At present, lava is still entering the sea at multiple points in Kapoho Bay. It’s happening frequently and quickly enough that it’s making a new delta, the youngest land on Planet Earth.
This lava is coming entirely from Fissure 8, the last one standing. As Dr Wendy Stovall, a senior volcanologist with the United States Geological Survey (USGS), told us a few days back, this focusing of the lava effusions on one single fissure is typical for this kind of eruption.
The fluidity, gas-rich nature of the exceedingly hot magma is representing itself at this fissure by creating lava fountains higher than 20-story buildings, and plenty of that material is raining down on the landscape.
Plenty of this is going towards building that cinder cone you see in the USGS’s photography of the area. Some is going further afield, and seeing as this is the only source of vertical lava, the olivine is likely to be coming from here.
“I think it is just coming out either in the air – which civilians on the ground have said – or breaking free upon impact,” Krippner told IFLScience. It’s probably not down to weathering, as this “should take longer.”
If it is breaking free on impact, it’s likely escaping from pieces of freshly cooled scoria, lava-formed rock that’s peppered with very small holes called vesicles. Olivine, which has crystallized out of the magma earlier as it chilled, is just hitching a ride out of hell.
Stovall pointed out to IFLScience, however, that the presence of olivine raining down is based on a second-hand report. It hasn’t been observed by any of the USGS geologists, who have also yet to see crystals like this on the ground.
“I even had people who were in the field yesterday looking for them,” she added, noting that it is nevertheless plausible that olivine crystals could be preferentially fractionated out from the melt near the lava fountain. At the moment, then, consider this an open question.

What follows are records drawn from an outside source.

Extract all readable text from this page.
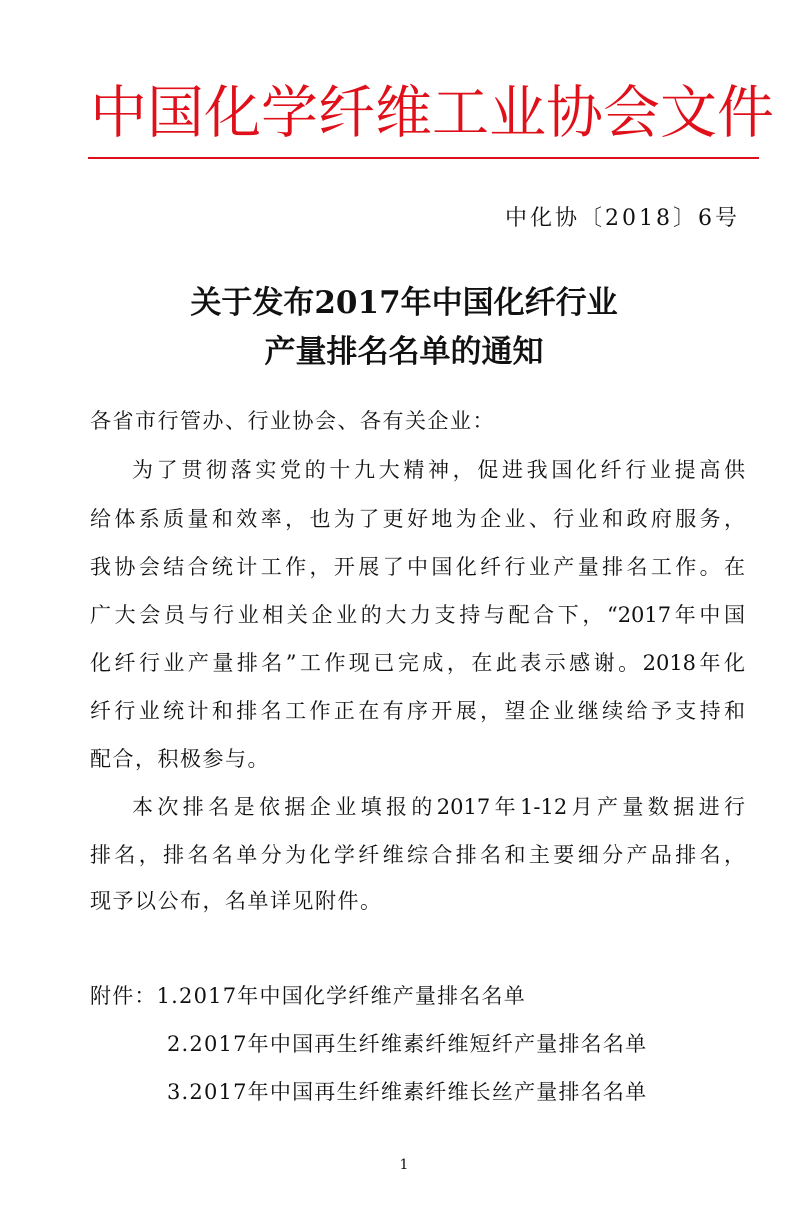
中国化学纤维工业协会文件
中化协〔2018〕6号
关于发布2017年中国化纤行业
产量排名名单的通知
各省市行管办、行业协会、各有关企业：
为了贯彻落实党的十九大精神，促进我国化纤行业提高供
给体系质量和效率，也为了更好地为企业、行业和政府服务，
我协会结合统计工作，开展了中国化纤行业产量排名工作。在
广大会员与行业相关企业的大力支持与配合下，“2017年中国
化纤行业产量排名”工作现已完成，在此表示感谢。2018年化
纤行业统计和排名工作正在有序开展，望企业继续给予支持和
配合，积极参与。
本次排名是依据企业填报的2017年1-12月产量数据进行
排名，排名名单分为化学纤维综合排名和主要细分产品排名，
现予以公布，名单详见附件。
附件：1.2017年中国化学纤维产量排名名单
2.2017年中国再生纤维素纤维短纤产量排名名单
3.2017年中国再生纤维素纤维长丝产量排名名单
1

Update: The USGS told me via Twitter that they still haven't seen this phenomenon for themselves, and the olivine doesn't look like primary deposits from Fissure 8. Perhaps, then, the olivine samples were produced by an older eruptive event and were just stumbled upon by civilians.
In response, though, Dr John Faithfull, a petrologist at the University of Glasgow, tweeted the following, below.
Again, the process is possible in one form or another, but it's not clear if they are responsible for producing the olivine on this particular occasion. We'll keep you updated if something definitive comes in!
Update (25/06): There are still no reports of the phenomenon being seen first-hand. Volcanologists working on fresh deposits say that the larger olivines being found by residents don't match up to said deposits. It's pretty much now safe to say that it's not raining large olivines down near active fissures, then - but smaller olivines could be found in ejected clumps of lava, as discussed above.